Description
nutz/src/org/nutz/dao/jdbc/Jdbcs.java
Line 709 in 595355b
Preamble
The system temporary directory is shared between all users on most unix-like systems (not MacOS, or Windows). Thus, code interacting with the system temporary directory must be careful about file interactions in this directory, and must ensure that the correct file permissions are set.
With the default uname configuration, File.createTempFile(..) creates a file with the permissions -rw-r--r--. This means that any other user on the system can read the contents of this file.
The chain of calls was detected in this repository in a way that leaves this project vulnerable.
File.createTempFile("nutzdao_blob", ".tmp"); --> Files.write(f, in);
Impact
Information in this file is visible to other local users, allowing a malicious actor co-resident on the same machine to view potentially sensitive files.
Other Examples
CVE-2020-15250 - junit-team/junit
CVE-2021-21364 - swagger-api/swagger-codegen
CVE-2022-24823 - netty/netty
CVE-2022-24823 - netty/netty
The Fix
The fix has been to convert the logic above to use the following API that was introduced in Java 1.7.

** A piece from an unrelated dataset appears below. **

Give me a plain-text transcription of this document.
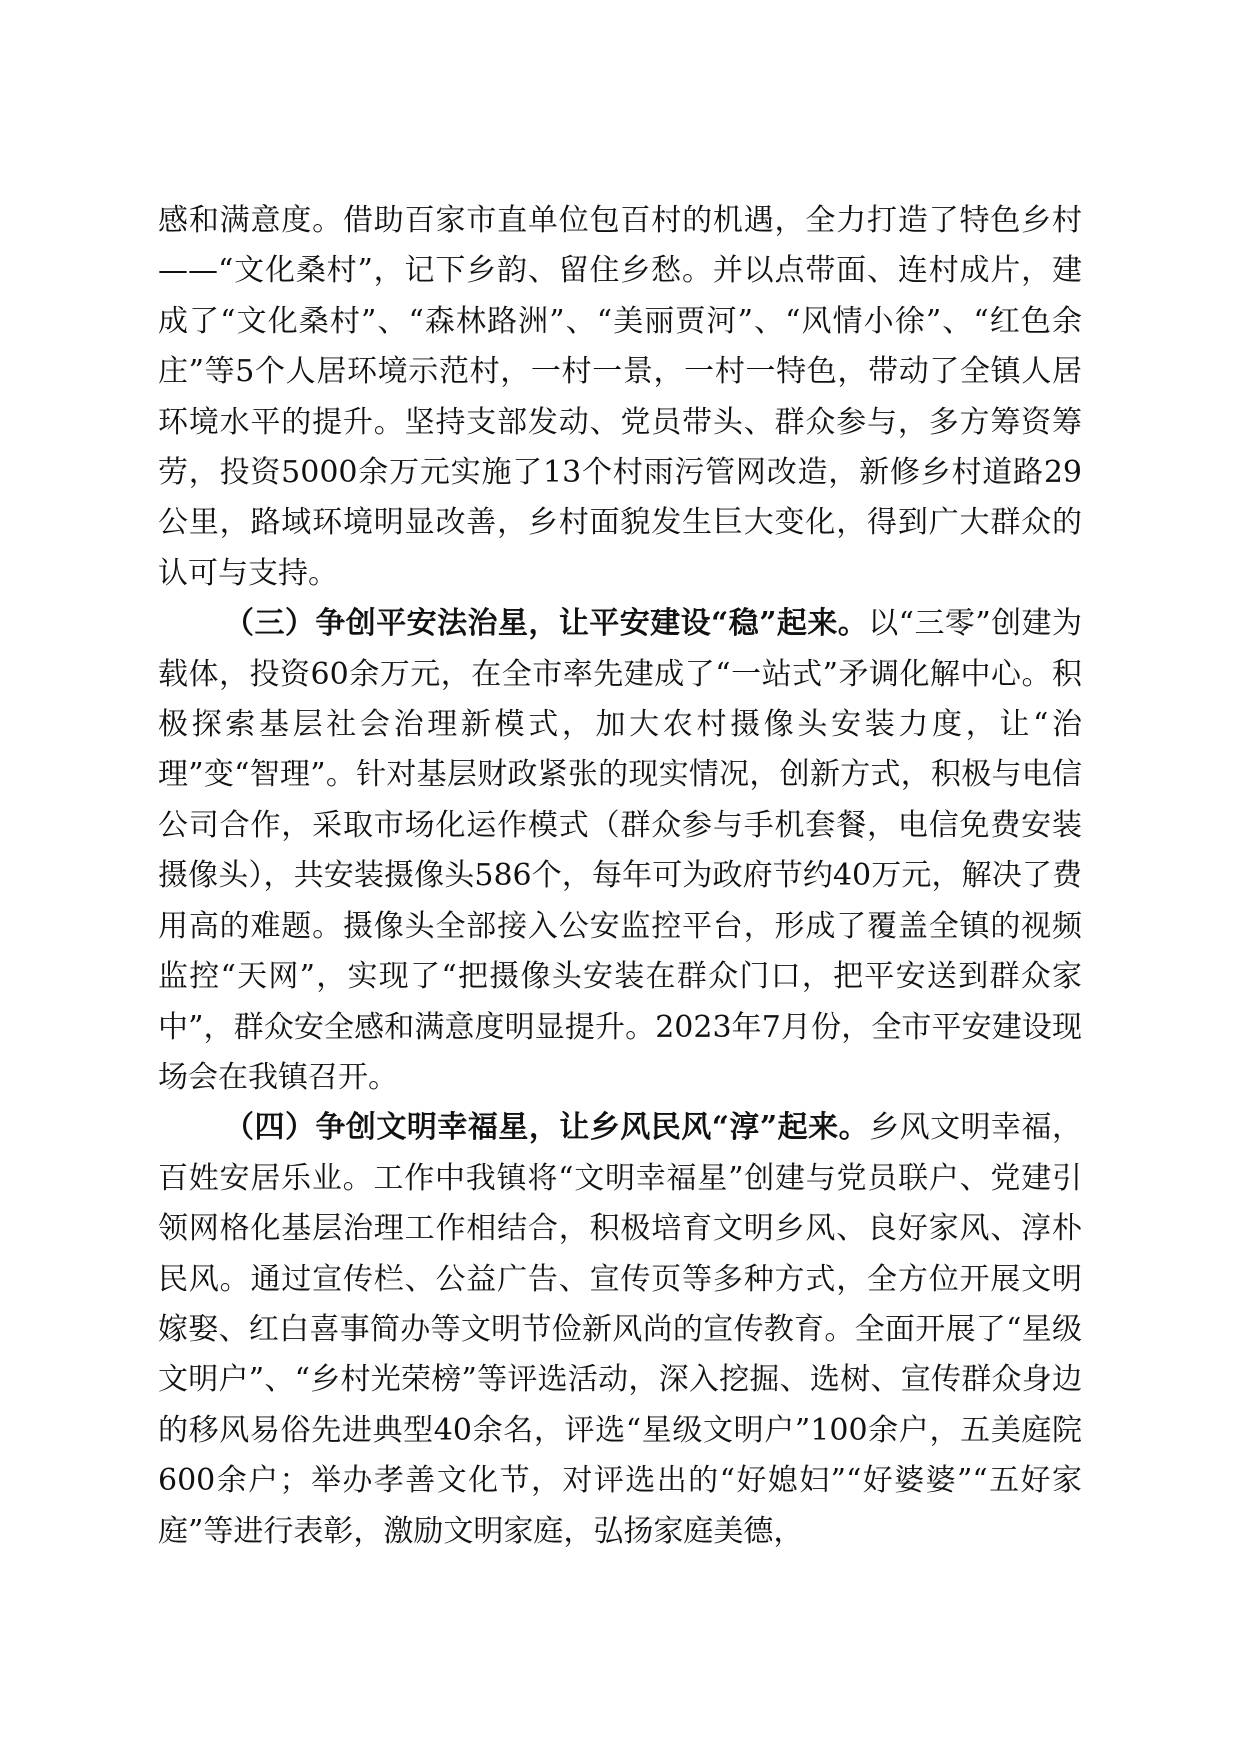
感和满意度。借助百家市直单位包百村的机遇，全力打造了特色乡村——“文化桑村”，记下乡韵、留住乡愁。并以点带面、连村成片，建成了“文化桑村”、“森林路洲”、“美丽贾河”、“风情小徐”、“红色余庄”等5个人居环境示范村，一村一景，一村一特色，带动了全镇人居环境水平的提升。坚持支部发动、党员带头、群众参与，多方筹资筹劳，投资5000余万元实施了13个村雨污管网改造，新修乡村道路29公里，路域环境明显改善，乡村面貌发生巨大变化，得到广大群众的认可与支持。

（三）争创平安法治星，让平安建设“稳”起来。以“三零”创建为载体，投资60余万元，在全市率先建成了“一站式”矛调化解中心。积极探索基层社会治理新模式，加大农村摄像头安装力度，让“治理”变“智理”。针对基层财政紧张的现实情况，创新方式，积极与电信公司合作，采取市场化运作模式（群众参与手机套餐，电信免费安装摄像头），共安装摄像头586个，每年可为政府节约40万元，解决了费用高的难题。摄像头全部接入公安监控平台，形成了覆盖全镇的视频监控“天网”，实现了“把摄像头安装在群众门口，把平安送到群众家中”，群众安全感和满意度明显提升。2023年7月份，全市平安建设现场会在我镇召开。

（四）争创文明幸福星，让乡风民风“淳”起来。乡风文明幸福，百姓安居乐业。工作中我镇将“文明幸福星”创建与党员联户、党建引领网格化基层治理工作相结合，积极培育文明乡风、良好家风、淳朴民风。通过宣传栏、公益广告、宣传页等多种方式，全方位开展文明嫁娶、红白喜事简办等文明节俭新风尚的宣传教育。全面开展了“星级文明户”、“乡村光荣榜”等评选活动，深入挖掘、选树、宣传群众身边的移风易俗先进典型40余名，评选“星级文明户”100余户，五美庭院600余户；举办孝善文化节，对评选出的“好媳妇”“好婆婆”“五好家庭”等进行表彰，激励文明家庭，弘扬家庭美德，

File f = Files.createTempFile("nutzdao_blob", ".tmp").toFile();
The API both creates the file securely, ie. with a random, non-conflicting name, with file permissions that only allow the currently executing user to read or write the contents of this file.
By default, Files.createTempFile("temp dir") will create a file with the permissions -rw-------, which only allows the user that created the file to view/write the file contents.